First Hangouts, then Helpouts? Google may bring live video marketplace to life

Google Helpouts rumor
Unless I sync out of tune

Google is reportedly working on an extension of its Hangouts live video service dubbed "Helpouts," which is said to turn it into an e-commerce marketplace for individuals and businesses.

Google Helpouts would connect experts and advice seeks, spanning categories like computers, education, food, health, hobbies, and repair, according to sources speaking with TechCrunch.

Although it's supposed to be a "secret project," rumored details and screenshots of the service paint a picture of seller profiles, reputation management, scheduling, payment features via Google Wallet, and of course search and discovery tools for buyers.
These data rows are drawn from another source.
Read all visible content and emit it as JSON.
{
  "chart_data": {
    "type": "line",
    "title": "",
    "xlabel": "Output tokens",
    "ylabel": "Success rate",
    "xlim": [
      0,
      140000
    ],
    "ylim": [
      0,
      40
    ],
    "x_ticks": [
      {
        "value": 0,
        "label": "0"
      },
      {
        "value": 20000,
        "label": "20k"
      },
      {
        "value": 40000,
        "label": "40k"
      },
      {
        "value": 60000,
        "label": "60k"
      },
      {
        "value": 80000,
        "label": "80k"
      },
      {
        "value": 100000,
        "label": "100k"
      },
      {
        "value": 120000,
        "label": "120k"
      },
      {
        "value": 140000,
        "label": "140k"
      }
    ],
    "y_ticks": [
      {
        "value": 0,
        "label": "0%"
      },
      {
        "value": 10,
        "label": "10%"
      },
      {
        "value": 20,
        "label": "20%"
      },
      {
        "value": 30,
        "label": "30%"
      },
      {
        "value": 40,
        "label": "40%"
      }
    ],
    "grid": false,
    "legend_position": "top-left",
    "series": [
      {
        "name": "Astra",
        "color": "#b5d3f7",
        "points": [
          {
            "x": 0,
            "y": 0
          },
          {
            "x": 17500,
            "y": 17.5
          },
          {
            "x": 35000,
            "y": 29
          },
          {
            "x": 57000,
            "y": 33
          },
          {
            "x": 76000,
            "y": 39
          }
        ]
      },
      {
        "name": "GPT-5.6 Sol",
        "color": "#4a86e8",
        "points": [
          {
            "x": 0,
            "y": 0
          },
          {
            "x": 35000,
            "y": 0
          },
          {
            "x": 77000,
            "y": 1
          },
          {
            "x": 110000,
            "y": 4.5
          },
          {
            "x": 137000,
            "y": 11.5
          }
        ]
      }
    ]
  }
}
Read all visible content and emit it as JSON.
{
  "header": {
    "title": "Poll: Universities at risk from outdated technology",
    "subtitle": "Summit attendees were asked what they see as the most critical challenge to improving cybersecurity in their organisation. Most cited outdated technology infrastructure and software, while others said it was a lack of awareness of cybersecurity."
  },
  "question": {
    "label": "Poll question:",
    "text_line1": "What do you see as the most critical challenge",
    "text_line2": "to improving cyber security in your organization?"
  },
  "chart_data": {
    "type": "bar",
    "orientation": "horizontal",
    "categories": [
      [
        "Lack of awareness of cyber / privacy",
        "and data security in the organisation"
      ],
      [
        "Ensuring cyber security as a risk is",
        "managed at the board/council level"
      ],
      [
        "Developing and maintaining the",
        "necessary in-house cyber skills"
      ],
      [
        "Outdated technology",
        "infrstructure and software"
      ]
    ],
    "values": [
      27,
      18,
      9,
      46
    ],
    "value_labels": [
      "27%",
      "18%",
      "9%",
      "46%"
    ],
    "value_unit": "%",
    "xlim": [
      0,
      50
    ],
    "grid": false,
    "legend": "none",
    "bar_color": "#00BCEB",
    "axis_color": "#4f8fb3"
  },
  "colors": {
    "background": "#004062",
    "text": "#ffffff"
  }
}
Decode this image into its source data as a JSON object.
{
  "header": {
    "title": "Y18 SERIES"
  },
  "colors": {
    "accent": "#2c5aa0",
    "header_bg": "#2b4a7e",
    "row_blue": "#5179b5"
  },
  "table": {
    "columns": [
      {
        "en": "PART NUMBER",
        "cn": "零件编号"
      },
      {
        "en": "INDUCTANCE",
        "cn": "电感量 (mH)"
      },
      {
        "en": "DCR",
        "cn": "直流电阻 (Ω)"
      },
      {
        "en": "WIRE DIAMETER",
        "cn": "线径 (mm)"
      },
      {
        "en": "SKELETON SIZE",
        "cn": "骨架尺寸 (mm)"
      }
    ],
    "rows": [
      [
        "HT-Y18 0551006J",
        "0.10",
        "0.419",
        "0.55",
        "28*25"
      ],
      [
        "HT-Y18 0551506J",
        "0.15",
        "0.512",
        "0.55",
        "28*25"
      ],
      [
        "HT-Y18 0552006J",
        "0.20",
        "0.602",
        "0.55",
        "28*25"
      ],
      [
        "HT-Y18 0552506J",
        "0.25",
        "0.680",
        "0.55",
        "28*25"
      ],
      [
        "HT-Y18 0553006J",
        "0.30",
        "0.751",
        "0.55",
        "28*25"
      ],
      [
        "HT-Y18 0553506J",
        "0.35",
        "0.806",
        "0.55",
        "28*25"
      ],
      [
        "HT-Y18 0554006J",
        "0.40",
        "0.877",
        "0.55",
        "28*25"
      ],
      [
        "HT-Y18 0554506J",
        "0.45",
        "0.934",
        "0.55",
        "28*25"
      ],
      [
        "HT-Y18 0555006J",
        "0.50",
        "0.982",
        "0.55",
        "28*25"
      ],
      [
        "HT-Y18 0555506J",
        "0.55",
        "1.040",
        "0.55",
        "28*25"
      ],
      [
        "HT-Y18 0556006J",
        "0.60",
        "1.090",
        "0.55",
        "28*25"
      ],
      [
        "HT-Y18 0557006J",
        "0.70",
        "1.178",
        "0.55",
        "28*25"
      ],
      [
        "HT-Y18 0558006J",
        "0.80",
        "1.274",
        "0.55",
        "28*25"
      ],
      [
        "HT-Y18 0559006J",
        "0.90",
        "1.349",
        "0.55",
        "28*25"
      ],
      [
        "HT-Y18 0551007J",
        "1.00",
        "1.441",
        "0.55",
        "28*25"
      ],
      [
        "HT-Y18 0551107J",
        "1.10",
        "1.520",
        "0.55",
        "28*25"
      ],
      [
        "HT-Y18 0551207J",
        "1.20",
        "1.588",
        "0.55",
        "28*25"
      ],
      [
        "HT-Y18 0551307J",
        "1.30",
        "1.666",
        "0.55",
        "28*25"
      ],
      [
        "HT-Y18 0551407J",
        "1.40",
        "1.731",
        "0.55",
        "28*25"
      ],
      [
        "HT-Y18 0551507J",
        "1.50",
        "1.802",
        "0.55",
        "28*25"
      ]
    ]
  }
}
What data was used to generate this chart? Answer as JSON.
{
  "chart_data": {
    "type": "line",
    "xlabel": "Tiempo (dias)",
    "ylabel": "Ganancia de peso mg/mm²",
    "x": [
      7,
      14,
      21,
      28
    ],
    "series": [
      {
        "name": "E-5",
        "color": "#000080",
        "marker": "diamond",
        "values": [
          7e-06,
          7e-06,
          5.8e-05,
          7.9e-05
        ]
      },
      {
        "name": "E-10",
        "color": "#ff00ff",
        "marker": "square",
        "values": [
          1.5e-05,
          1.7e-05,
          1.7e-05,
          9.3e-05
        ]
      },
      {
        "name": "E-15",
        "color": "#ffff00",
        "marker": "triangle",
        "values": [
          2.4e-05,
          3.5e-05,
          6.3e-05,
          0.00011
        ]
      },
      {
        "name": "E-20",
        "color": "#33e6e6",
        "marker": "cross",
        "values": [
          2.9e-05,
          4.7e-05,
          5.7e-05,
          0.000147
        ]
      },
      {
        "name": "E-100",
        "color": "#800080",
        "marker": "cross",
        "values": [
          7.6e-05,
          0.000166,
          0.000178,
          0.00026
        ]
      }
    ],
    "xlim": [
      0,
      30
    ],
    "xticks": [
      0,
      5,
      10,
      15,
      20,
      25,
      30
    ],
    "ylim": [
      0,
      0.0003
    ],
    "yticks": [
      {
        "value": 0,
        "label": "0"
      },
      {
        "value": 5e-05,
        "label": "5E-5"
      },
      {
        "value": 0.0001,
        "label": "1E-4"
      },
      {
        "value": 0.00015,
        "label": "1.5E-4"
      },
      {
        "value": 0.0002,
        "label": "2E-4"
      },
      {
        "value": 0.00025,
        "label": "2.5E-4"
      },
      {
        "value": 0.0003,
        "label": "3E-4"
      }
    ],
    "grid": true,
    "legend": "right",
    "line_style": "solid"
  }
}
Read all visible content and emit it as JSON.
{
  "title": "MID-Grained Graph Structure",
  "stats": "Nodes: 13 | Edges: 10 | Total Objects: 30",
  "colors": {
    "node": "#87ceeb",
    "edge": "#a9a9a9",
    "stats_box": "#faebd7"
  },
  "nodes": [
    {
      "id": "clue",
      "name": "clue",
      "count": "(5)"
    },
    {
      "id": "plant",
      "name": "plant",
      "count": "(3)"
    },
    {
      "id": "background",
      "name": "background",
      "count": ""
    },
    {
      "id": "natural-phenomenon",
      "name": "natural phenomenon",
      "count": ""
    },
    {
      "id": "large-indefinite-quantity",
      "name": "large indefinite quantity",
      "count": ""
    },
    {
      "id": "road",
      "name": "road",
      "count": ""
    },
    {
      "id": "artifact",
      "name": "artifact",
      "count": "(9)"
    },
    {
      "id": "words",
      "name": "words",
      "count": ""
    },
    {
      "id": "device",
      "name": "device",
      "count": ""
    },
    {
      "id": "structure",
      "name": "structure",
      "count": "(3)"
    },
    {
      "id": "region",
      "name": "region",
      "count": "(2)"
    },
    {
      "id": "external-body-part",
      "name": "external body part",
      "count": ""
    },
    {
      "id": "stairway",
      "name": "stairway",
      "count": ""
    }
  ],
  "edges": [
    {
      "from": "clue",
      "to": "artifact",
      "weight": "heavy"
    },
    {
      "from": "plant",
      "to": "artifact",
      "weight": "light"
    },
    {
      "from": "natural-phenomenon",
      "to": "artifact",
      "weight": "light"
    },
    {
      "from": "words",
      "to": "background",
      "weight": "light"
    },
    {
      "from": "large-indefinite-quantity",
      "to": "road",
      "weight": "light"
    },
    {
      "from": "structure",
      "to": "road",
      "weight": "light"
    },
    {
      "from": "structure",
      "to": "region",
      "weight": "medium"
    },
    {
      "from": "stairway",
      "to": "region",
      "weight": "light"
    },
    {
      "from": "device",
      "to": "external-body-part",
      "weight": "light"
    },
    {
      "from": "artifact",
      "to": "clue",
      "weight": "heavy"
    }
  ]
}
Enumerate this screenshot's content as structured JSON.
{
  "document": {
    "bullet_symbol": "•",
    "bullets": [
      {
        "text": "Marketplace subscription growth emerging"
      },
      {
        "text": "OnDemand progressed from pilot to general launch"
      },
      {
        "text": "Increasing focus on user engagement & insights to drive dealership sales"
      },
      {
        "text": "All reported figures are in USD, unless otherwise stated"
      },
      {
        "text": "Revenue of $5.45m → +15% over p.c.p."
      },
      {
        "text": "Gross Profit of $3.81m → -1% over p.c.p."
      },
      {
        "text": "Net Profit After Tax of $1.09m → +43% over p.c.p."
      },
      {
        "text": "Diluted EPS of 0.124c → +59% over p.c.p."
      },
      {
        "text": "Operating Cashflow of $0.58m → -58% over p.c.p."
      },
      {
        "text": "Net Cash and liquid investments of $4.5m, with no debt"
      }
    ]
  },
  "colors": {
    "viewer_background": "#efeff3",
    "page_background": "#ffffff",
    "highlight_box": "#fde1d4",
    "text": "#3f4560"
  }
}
Testing is said to have begun in late June and an initial Google Helpouts release date "may be at least a month away from a public release."

How it could help out

Described as "live, real-time commerce," Google Helpouts is along the lines of expert-pairing services like eBay's Secretguru and TaskRabbit.

Through Google Hangout video technology, it could set the stage for fee-based cooking classes without the hassle of having to travel to a distant location for the learning experience.

Likewise, it could revolutionize language-learning services through the web, one-upping Rosetta Stone and most online classes that neglect to offer a fluent real-world counterpart to speak to.

Computer repair could happen over an tablet, offering live feedback with every turn off a screw.

And help pout

Google Helpouts, if launched, may be great for start-up seeking individuals, and it could also help brands reach additional customers.

To that end, Google is rumored to have partnered with companies including One Medical Group, Sears, Weight Watchers and Alliance Frances.

However, whether Googlers - accustomed to seeking information from Google products for free - rally around a mostly fee-based service remains to be seen.

It could end up being the next YouTube or fall by the wayside as the next Google Wave.